Exploring more of that would have made this a far better movie, in my humble feline opinion. It doesn’t have to be a dark character study of a person’s broken psyche or anything, but touching on that survivor guilt just a little more would have drawn us closer to the characters and given motivation to their actions. These actions in response to their guilt are also what links Justice League to our next film, but we’ll get to that in a minute.

In the end, Justice League is more like Batman v Superman than Wonder Woman. It is flashy, loud and sadly, mostly forgettable. Which is a real shame because Wonder Woman felt like a watershed moment for the series. Instead, the studio went back to serving up just enough to keep their core audience from rioting. While I do give it credit for being entertaining, it is mostly vapid. There is so much more that can be done with these characters and their stories. It is just disappointing that we don’t get to experience that.

Does Justice League do justice to its source material? Honestly, I don’t know. I do know that it is a little bit of a disappointment. But I do think hidden beneath all of the explosions and deep voices and CGI, there is a genuinely interesting study of survivor guilt. That’s what draws the six heroes into the action. And it is what connects Justice League to our next review.

5.5 paws out of 10

 

Three Billboards Outside Ebbing, Missouri (2017) [R]
Three Billboards Outside Ebbing, Missouri (2017) posterNext up we have Three Billboards Outside Ebbing, Missouri. I suppose you could call this a darkly comedic drama. The plot revolves around a mother, played by Frances McDormand, who rents three rundown billboards, has them painted red and printed with large black letters asking why there has been no progress in the case of the rape and murder of her daughter.

This set-up might lead you to conclude that this is a movie about an angry, grieved mother taking on an indifferent police force, and Three Billboards does ruminate on this theme, but soon you realize that there are no strictly good or bad moral characters in the film. Nor is this a who-dun-it mystery where you can connect the dots to find the killer. Instead, the film is a bubbling stew of emotion, reaction and consequence.

Unlike Justice League above, there is no one specific bad guy here. One could argue that almost every character in the film fills that role at some point during the almost two-hour run time. Both films are, however, centered around a group of people bound together by guilt. It is guilt that prompts all of the action (and inaction). It is what binds these disparate characters together. And how they chose to deal with these emotions and how that affects the world around them is what Three Billboards is really about.

I don’t believe this is a masterpiece. It is really good. But if you are looking for easy answers or you are uncomfortable with ambiguity and emotion, this is definitely not a movie you are going to enjoy.  The thing that stands out to me the most about Three Billboards is the way it creates an almost palpable sea of feelings and how writer-director Martin McDonagh uses this sea to stimulate a dialog about our world that can be both strikingly cruel and yet kind at the same time.

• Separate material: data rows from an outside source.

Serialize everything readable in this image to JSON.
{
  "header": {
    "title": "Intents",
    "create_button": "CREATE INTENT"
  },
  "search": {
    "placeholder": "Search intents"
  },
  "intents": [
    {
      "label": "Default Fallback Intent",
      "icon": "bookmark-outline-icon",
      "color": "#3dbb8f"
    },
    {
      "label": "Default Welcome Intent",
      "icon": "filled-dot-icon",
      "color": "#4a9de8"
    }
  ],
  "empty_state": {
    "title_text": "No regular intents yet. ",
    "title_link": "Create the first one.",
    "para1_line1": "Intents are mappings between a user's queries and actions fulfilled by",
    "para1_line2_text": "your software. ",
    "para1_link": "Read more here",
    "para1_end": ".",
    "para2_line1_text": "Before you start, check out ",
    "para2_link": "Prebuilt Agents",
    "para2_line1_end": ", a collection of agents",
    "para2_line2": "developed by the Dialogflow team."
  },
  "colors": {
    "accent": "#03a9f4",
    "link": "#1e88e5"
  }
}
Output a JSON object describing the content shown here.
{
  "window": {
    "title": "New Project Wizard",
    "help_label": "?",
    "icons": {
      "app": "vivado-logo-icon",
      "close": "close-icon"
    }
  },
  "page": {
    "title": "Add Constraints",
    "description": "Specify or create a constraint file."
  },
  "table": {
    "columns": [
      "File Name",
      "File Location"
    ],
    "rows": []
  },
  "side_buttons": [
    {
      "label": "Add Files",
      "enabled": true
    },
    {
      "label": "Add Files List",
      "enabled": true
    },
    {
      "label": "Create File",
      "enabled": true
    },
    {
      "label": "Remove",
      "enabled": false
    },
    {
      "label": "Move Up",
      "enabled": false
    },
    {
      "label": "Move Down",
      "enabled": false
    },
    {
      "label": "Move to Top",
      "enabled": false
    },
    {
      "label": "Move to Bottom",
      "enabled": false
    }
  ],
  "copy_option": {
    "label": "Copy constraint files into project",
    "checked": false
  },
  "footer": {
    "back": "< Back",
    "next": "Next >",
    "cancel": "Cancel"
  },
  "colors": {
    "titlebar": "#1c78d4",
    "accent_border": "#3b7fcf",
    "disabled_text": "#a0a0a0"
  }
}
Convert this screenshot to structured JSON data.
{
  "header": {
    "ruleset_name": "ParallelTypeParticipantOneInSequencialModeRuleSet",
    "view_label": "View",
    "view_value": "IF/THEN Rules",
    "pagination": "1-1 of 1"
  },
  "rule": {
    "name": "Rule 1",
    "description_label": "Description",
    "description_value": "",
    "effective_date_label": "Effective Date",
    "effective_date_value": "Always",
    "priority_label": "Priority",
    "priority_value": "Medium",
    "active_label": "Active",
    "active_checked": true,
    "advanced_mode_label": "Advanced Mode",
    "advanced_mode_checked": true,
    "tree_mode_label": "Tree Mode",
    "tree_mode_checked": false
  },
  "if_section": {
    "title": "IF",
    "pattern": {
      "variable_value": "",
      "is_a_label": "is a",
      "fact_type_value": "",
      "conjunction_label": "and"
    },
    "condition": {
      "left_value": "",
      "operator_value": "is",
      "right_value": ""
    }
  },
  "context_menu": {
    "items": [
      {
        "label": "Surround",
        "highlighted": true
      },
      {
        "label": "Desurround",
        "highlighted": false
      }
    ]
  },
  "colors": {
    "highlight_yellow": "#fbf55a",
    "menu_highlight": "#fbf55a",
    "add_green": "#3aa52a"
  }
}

The movie can be a bit meandering, and there is certain to be something (if not multiple things) that makes you uncomfortable. By muddying the motivations and morals of its characters, Three Billboards makes it difficult to take sides or indeed recognize the good from the bad, but that’s also some of the point. It is a kind of cinematic tone poem about the basest emotions of our existence. Which is awesome. But if you are looking for a movie that takes your mind off of things for a while, this film isn’t for you, I’m afraid.

8 paws out of 10

Maybe Justice League would have been better if they had focused a little more on creating the emotional stew that Three Billboards does. And maybe Three Billboards could have benefited from some of the old school, Hollywood blockbuster moralizing that Justice League does. Neither is perfect. Nor is either bad. They are just different. But the same.

While each film is a creature of its own, the films feel like sisters. Sure, one of them is on the honor roll and the other is barely passing, but that doesn’t mean you love one more than the other. You just love them differently.